(Pronounced thrity ought six)(Full name:.30-06 Springfield) In 1903 a new cartridge, developed by Springfield Armory, was adopted to replace the 30 Army, or 30-40 Krag cartridge. The cartridge was the 30-03 or 30 Caliber of 1903. It was inspired by the German's 7 x 57mm and 8 x 57mm Mauser Cartridges. In 1906, the 30-03 was modified to have a shorter case neck and load a lighter bullet. It became the .30-06, or 30 Caliber Model of 1906, and was adopted by the U.S. military on October 15, 1906. It was first used in the M1 Garands and was the standard cartridge of the U.S. military until 1954, when the 7.62 x 57mm, or .308 Winchester, replaced it.

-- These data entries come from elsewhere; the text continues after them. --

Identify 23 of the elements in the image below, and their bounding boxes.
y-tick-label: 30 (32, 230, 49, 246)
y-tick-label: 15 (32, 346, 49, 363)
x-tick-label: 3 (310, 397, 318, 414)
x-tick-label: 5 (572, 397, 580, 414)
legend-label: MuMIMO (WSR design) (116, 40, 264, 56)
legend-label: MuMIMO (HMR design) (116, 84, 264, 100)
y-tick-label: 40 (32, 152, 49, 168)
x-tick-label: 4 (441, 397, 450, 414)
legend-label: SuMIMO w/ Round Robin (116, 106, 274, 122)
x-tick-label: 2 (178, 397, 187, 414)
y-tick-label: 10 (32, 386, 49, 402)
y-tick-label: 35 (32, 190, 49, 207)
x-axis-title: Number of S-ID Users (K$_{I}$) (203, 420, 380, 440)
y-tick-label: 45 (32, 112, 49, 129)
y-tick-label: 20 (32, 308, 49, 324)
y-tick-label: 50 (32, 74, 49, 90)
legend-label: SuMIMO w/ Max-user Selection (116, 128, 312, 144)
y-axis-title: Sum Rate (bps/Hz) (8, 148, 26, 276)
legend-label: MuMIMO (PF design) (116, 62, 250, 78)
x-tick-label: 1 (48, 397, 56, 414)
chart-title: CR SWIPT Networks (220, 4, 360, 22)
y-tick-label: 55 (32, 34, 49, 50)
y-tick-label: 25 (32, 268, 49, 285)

The .30-06 is an American standard centerfire rifle cartridge. If you could only have one rifle, it would be a .30-06. Every hunting rifle manufacturer would be stupid to not chamber their guns in .30-06 since its sales are greater than any other round in America. It is highly accurate, powerful, shoots flat enough for long range shots, and can deliver plenty of downrange energy, making this round perfect for all game from fox to African plains game. While not quite powerful enough to stop a charging bear, buffalo, or any other dangerous game, it is the most used cartridge in the U.S. for North American game.
The famous U.S. Marine sniper, Gunnery Sergeant Carlos Hathcock, took many of his shots at 700 yards with his Winchester Model 70 bolt action rifle chambered in .30-06 Springfield.